RDC Sport

Enzo Maresca satisfait de la profondeur de son effectif

Enzo Maresca peut souffler. Sur une pelouse européenne hostile, son équipe a tenu, répondu physiquement, imposé son football et ramené une victoire que l’entraîneur italien estime totalement méritée. Surtout, elle a montré qu’elle possédait bien plus qu’un onze type.

Face aux caméras d’Amazon Prime, Maresca n’a pas cherché à enjoliver. Il a plutôt laissé percer une légère frustration offensive, signe que le niveau d’exigence reste très haut : « On aurait pu marquer plus de buts, surtout en première période, mais dans l’ensemble on méritait de gagner ce match », a-t-il lancé, satisfait mais pas repu.

Son équipe s’est créée « assez d’occasions pour gagner », a-t-il insisté, tout en soulignant la solidité défensive : peu d’occasions concédées, quelques situations logiques dans un contexte européen difficile, mais rien de vraiment incontrôlable. Le bilan, pour lui, est clair : « Globalement, je suis content de la performance. »

Maresca savoure la richesse de son effectif

Derrière cette victoire, Maresca voit surtout la confirmation d’un atout majeur : la profondeur de son groupe. « J’ai de la chance parce que tout l’effectif est composé de bons joueurs », a-t-il expliqué. Pour un entraîneur, dit-il, cela simplifie beaucoup de choses : possibilité de distribuer les minutes, de faire tourner sans perdre en qualité, de maintenir tout le monde concerné.

Ce soir-là, ceux qui ont démarré ont répondu présent. « Les gars qui étaient sur le terrain ont été très bons », a-t-il résumé, presque soulagé de voir ses choix validés par le niveau affiché dans un match à haute intensité.

Bouaddi, le calme d’un vétéran dans un corps de teenager

Au cœur des louanges, un nom revient avec insistance : Ayyoub Bouaddi. Le jeune milieu a disputé un match d’une maturité renversante, épaulant Enzo Fernandez comme s’il arpentait déjà cette scène depuis des années.

Maresca n’a pas caché son admiration : « Le bon signe, c’est que d’Erling [Haaland], Ruben [Dias], Mateo [Kovacic], vous attendez qu’ils sachent gérer ce genre de rencontre. Mais lui, Ayyoub Bouaddi, n’a jamais paniqué. » Le technicien italien a même lâché un verdict sans détour : « Il a été très bon et je pense que sa performance a été incroyable. »

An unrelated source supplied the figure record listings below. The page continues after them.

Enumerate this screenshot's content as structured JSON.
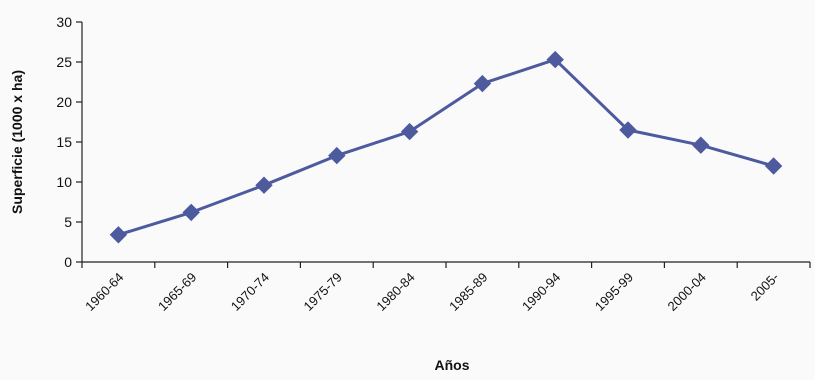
{
  "chart_data": {
    "type": "line",
    "title": "",
    "xlabel": "Años",
    "ylabel": "Superficie (1000 x ha)",
    "categories": [
      "1960-64",
      "1965-69",
      "1970-74",
      "1975-79",
      "1980-84",
      "1985-89",
      "1990-94",
      "1995-99",
      "2000-04",
      "2005-"
    ],
    "series": [
      {
        "values": [
          3.4,
          6.2,
          9.6,
          13.3,
          16.3,
          22.3,
          25.3,
          16.5,
          14.6,
          12.0
        ],
        "color": "#4d5a9e",
        "marker": "diamond"
      }
    ],
    "ylim": [
      0,
      30
    ],
    "yticks": [
      0,
      5,
      10,
      15,
      20,
      25,
      30
    ],
    "grid": false,
    "legend": "none"
  }
}
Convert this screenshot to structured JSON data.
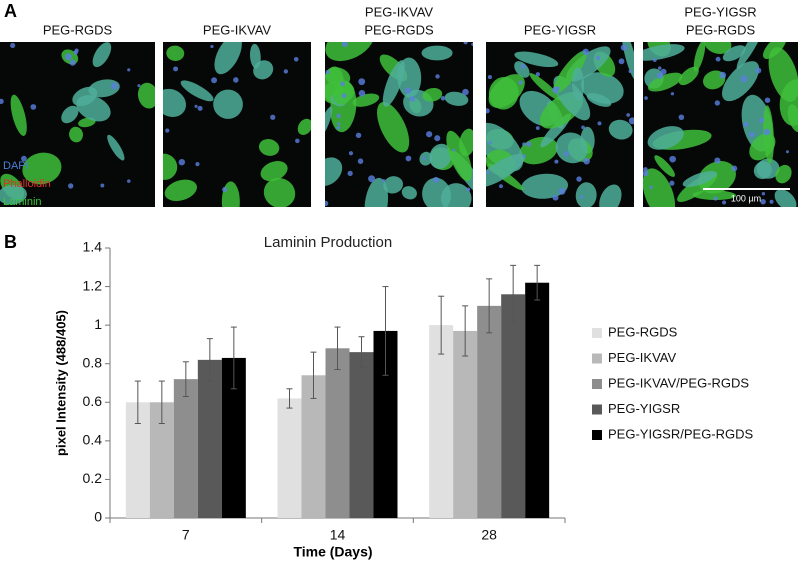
{
  "panel_a": {
    "label": "A",
    "images": [
      [
        "PEG-RGDS"
      ],
      [
        "PEG-IKVAV"
      ],
      [
        "PEG-IKVAV",
        "PEG-RGDS"
      ],
      [
        "PEG-YIGSR"
      ],
      [
        "PEG-YIGSR",
        "PEG-RGDS"
      ]
    ],
    "stain_legend": [
      {
        "text": "DAPI",
        "color": "#4a7fd8"
      },
      {
        "text": "Phalloidin",
        "color": "#e0302a"
      },
      {
        "text": "Laminin",
        "color": "#3cc43c"
      }
    ],
    "scale_bar": "100 µm"
  },
  "panel_b": {
    "label": "B"
  },
  "chart_data": {
    "type": "bar",
    "title": "Laminin Production",
    "x_label": "Time (Days)",
    "y_label": "pixel Intensity (488/405)",
    "categories": [
      "7",
      "14",
      "28"
    ],
    "series": [
      {
        "name": "PEG-RGDS",
        "color": "#e0e0e0",
        "values": [
          0.6,
          0.62,
          1.0
        ],
        "errors": [
          0.11,
          0.05,
          0.15
        ]
      },
      {
        "name": "PEG-IKVAV",
        "color": "#b8b8b8",
        "values": [
          0.6,
          0.74,
          0.97
        ],
        "errors": [
          0.11,
          0.12,
          0.13
        ]
      },
      {
        "name": "PEG-IKVAV/PEG-RGDS",
        "color": "#8e8e8e",
        "values": [
          0.72,
          0.88,
          1.1
        ],
        "errors": [
          0.09,
          0.11,
          0.14
        ]
      },
      {
        "name": "PEG-YIGSR",
        "color": "#595959",
        "values": [
          0.82,
          0.86,
          1.16
        ],
        "errors": [
          0.11,
          0.08,
          0.15
        ]
      },
      {
        "name": "PEG-YIGSR/PEG-RGDS",
        "color": "#000000",
        "values": [
          0.83,
          0.97,
          1.22
        ],
        "errors": [
          0.16,
          0.23,
          0.09
        ]
      }
    ],
    "ylim": [
      0,
      1.4
    ],
    "yticks": [
      0,
      0.2,
      0.4,
      0.6,
      0.8,
      1,
      1.2,
      1.4
    ],
    "legend": "right"
  }
}
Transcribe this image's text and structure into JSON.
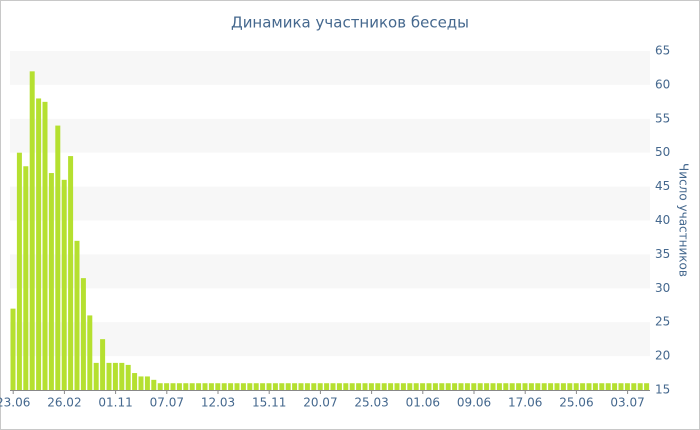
{
  "chart_data": {
    "type": "bar",
    "title": "Динамика участников беседы",
    "y_axis_label": "Число участников",
    "color": "#b5e030",
    "band_color": "#f7f7f7",
    "categories": [
      "23.06",
      null,
      null,
      null,
      null,
      null,
      null,
      null,
      "26.02",
      null,
      null,
      null,
      null,
      null,
      null,
      null,
      "01.11",
      null,
      null,
      null,
      null,
      null,
      null,
      null,
      "07.07",
      null,
      null,
      null,
      null,
      null,
      null,
      null,
      "12.03",
      null,
      null,
      null,
      null,
      null,
      null,
      null,
      "15.11",
      null,
      null,
      null,
      null,
      null,
      null,
      null,
      "20.07",
      null,
      null,
      null,
      null,
      null,
      null,
      null,
      "25.03",
      null,
      null,
      null,
      null,
      null,
      null,
      null,
      "01.06",
      null,
      null,
      null,
      null,
      null,
      null,
      null,
      "09.06",
      null,
      null,
      null,
      null,
      null,
      null,
      null,
      "17.06",
      null,
      null,
      null,
      null,
      null,
      null,
      null,
      "25.06",
      null,
      null,
      null,
      null,
      null,
      null,
      null,
      "03.07",
      null,
      null,
      null
    ],
    "values": [
      27,
      50,
      48,
      62,
      58,
      57.5,
      47,
      54,
      46,
      49.5,
      37,
      31.5,
      26,
      19,
      22.5,
      19,
      19,
      19,
      18.7,
      17.5,
      17,
      17,
      16.5,
      16,
      16,
      16,
      16,
      16,
      16,
      16,
      16,
      16,
      16,
      16,
      16,
      16,
      16,
      16,
      16,
      16,
      16,
      16,
      16,
      16,
      16,
      16,
      16,
      16,
      16,
      16,
      16,
      16,
      16,
      16,
      16,
      16,
      16,
      16,
      16,
      16,
      16,
      16,
      16,
      16,
      16,
      16,
      16,
      16,
      16,
      16,
      16,
      16,
      16,
      16,
      16,
      16,
      16,
      16,
      16,
      16,
      16,
      16,
      16,
      16,
      16,
      16,
      16,
      16,
      16,
      16,
      16,
      16,
      16,
      16,
      16,
      16,
      16,
      16,
      16,
      16
    ],
    "ylim": [
      15,
      65
    ],
    "yticks": [
      15,
      20,
      25,
      30,
      35,
      40,
      45,
      50,
      55,
      60,
      65
    ],
    "y_axis_side": "right"
  }
}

Bouaddi n’a pas seulement convaincu son entraîneur. Avant même ce déplacement à Porto, il avait déjà tapé dans l’œil des cadres de l’équipe à l’entraînement. Son association fluide avec Enzo Fernandez n’a fait que confirmer ce que le vestiaire voyait déjà venir.

Haaland voit un « bijou »… et réclame une passe

Erling Haaland, lui, n’a pas attendu la fin du match pour se faire une idée. Depuis plusieurs semaines, le buteur norvégien observait Bouaddi de près. Et ses mots, après la rencontre, ont sonné comme un véritable sceau d’authenticité.

« Je pense qu’il a fait un très bon match », a-t-il confié, avant de dévoiler ce qu’il avait déjà dit en interne : « Ces dernières semaines à l’entraînement, j’ai dit au président qu’il avait été incroyable, donc je pense qu’on a un bijou ici. »

Puis Haaland a glissé, sourire aux lèvres, une petite pique qui en dit long sur l’exigence du vestiaire : « Pour être honnête, je pense qu’il aurait dû me lancer en profondeur en seconde période quand j’étais tout seul. J’étais un peu énervé, donc je vais lui dire maintenant : il a fait un bon match, sauf sur cette passe. »

Une phrase moitié plaisanterie, moitié rappel à l’ordre, mais surtout un signe fort : quand un jeune milieu commence déjà à être jugé sur la qualité de ses choix dans les 30 derniers mètres par un finisseur comme Haaland, c’est qu’il a franchi un cap. Et que le vestiaire le considère déjà comme bien plus qu’un simple espoir.